Yes, where enabled. Phoenix can generate remediation plans and produce PR-ready changes for dependency bumps and code fixes. The goal is to ship the minimum-impact change that clears the most risk, not generate a wall of suggestions.

What about legacy runtimes like Python 2 or old JVM stacks?

Phoenix doesn’t hide legacy— it traces it. If Python 2 calls bz2 and links to a vulnerable libbz2, Phoenix treats it as reachable and pushes the remediation to the correct layer: rebase the image, replace tooling, or isolate the runtime path while upgrades are staged.

How do we measure whether remediation is actually working?

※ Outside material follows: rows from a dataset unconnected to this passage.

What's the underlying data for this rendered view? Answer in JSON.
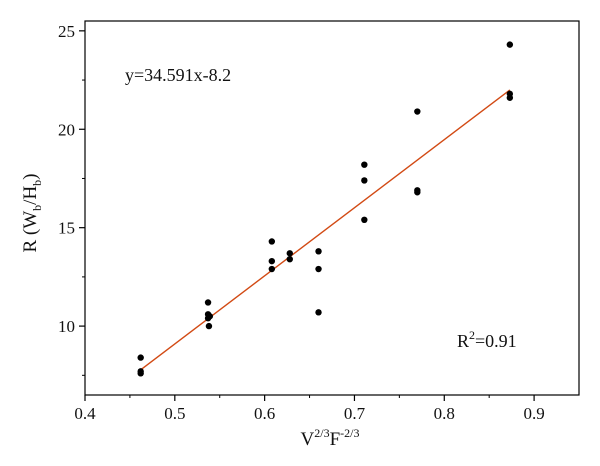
{
  "chart_data": {
    "type": "scatter",
    "xlabel": {
      "base1": "V",
      "sup1": "2/3",
      "base2": "F",
      "sup2": "-2/3"
    },
    "ylabel": {
      "pre": "R (W",
      "sub1": "b",
      "mid": "/H",
      "sub2": "b",
      "post": ")"
    },
    "xlim": [
      0.4,
      0.95
    ],
    "ylim": [
      6.5,
      25.5
    ],
    "xticks": [
      0.4,
      0.5,
      0.6,
      0.7,
      0.8,
      0.9
    ],
    "xtick_labels": [
      "0.4",
      "0.5",
      "0.6",
      "0.7",
      "0.8",
      "0.9"
    ],
    "yticks": [
      10,
      15,
      20,
      25
    ],
    "ytick_labels": [
      "10",
      "15",
      "20",
      "25"
    ],
    "grid": false,
    "points": [
      {
        "x": 0.462,
        "y": 8.4
      },
      {
        "x": 0.462,
        "y": 7.7
      },
      {
        "x": 0.462,
        "y": 7.6
      },
      {
        "x": 0.537,
        "y": 11.2
      },
      {
        "x": 0.537,
        "y": 10.6
      },
      {
        "x": 0.539,
        "y": 10.5
      },
      {
        "x": 0.537,
        "y": 10.4
      },
      {
        "x": 0.538,
        "y": 10.0
      },
      {
        "x": 0.608,
        "y": 14.3
      },
      {
        "x": 0.608,
        "y": 13.3
      },
      {
        "x": 0.608,
        "y": 12.9
      },
      {
        "x": 0.628,
        "y": 13.7
      },
      {
        "x": 0.628,
        "y": 13.4
      },
      {
        "x": 0.66,
        "y": 13.8
      },
      {
        "x": 0.66,
        "y": 12.9
      },
      {
        "x": 0.66,
        "y": 10.7
      },
      {
        "x": 0.711,
        "y": 18.2
      },
      {
        "x": 0.711,
        "y": 17.4
      },
      {
        "x": 0.711,
        "y": 15.4
      },
      {
        "x": 0.77,
        "y": 20.9
      },
      {
        "x": 0.77,
        "y": 16.9
      },
      {
        "x": 0.77,
        "y": 16.8
      },
      {
        "x": 0.873,
        "y": 24.3
      },
      {
        "x": 0.873,
        "y": 21.8
      },
      {
        "x": 0.873,
        "y": 21.6
      }
    ],
    "fit_line": {
      "slope": 34.591,
      "intercept": -8.2,
      "x_range": [
        0.462,
        0.873
      ],
      "color": "#d24a14"
    },
    "point_color": "#000000",
    "equation_label": "y=34.591x-8.2",
    "r2_label": {
      "base": "R",
      "sup": "2",
      "rest": "=0.91"
    }
  }
}
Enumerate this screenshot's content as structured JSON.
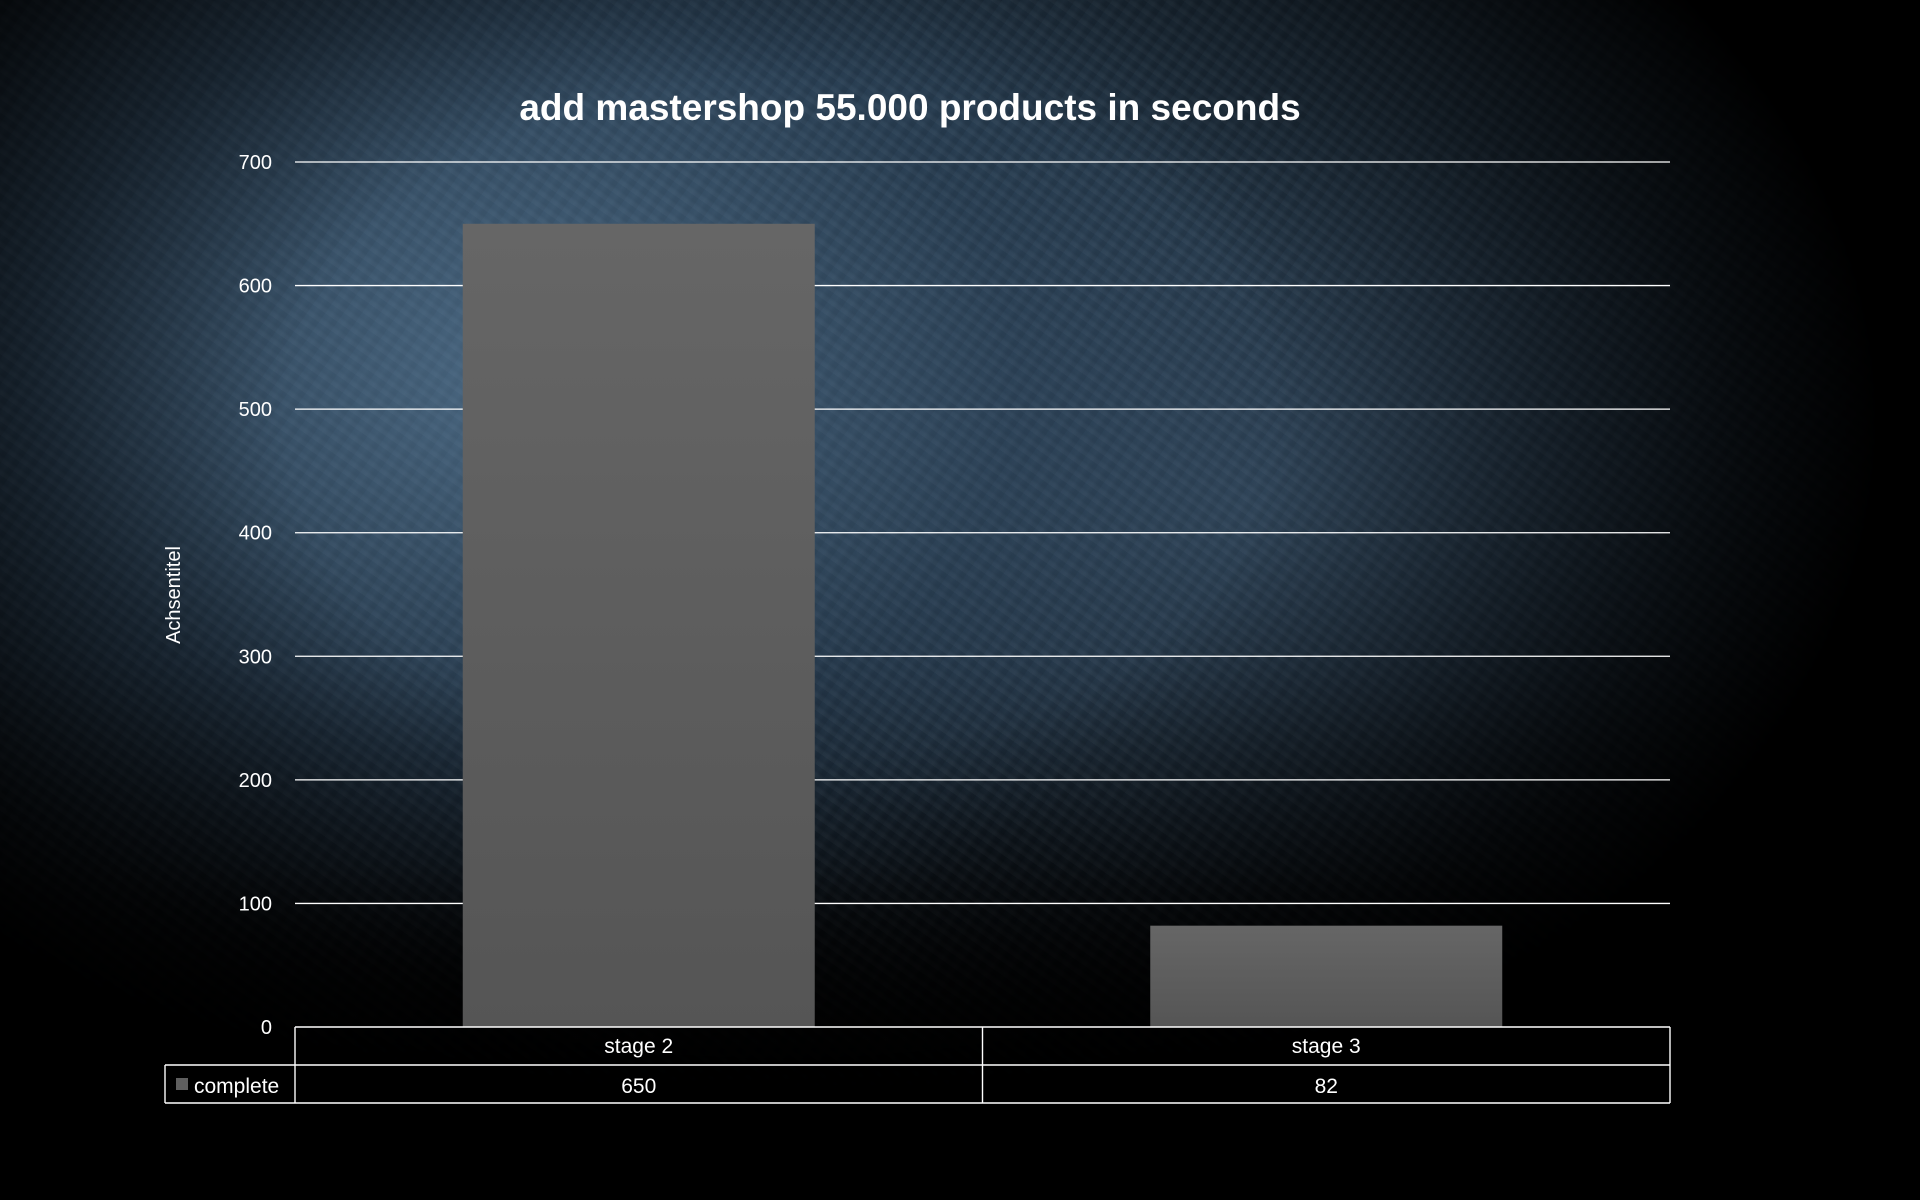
{
  "chart_data": {
    "type": "bar",
    "title": "add mastershop 55.000 products in seconds",
    "ylabel": "Achsentitel",
    "xlabel": "",
    "categories": [
      "stage 2",
      "stage 3"
    ],
    "series": [
      {
        "name": "complete",
        "values": [
          650,
          82
        ],
        "color": "#5f5f5f"
      }
    ],
    "ylim": [
      0,
      700
    ],
    "yticks": [
      0,
      100,
      200,
      300,
      400,
      500,
      600,
      700
    ],
    "grid": true,
    "legend": "data-table",
    "data_table": true
  }
}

Avoid “vulns closed.” Track outcomes:

• Findings → remedies compression ratio
  
• Risk reduction per remedy
  
• Reachable risk trend in production
  
• Mean time to open vs. mean time to patch (two SLA clocks)
  
  If one upgrade removes hundreds of findings and drops reachable risk, that’s real progress.
  

What’s the fastest way to improve remediation velocity in Phoenix?

Start with the remediation surfaces that scale:

1. remove non-running containers
   
2. rebase base images / golden images (AMI)
   
3. apply minimum-impact library upgrades across systems
   
4. fix repeated code patterns in a small number of files

That sequence yields measurable reduction without burning out engineering teams.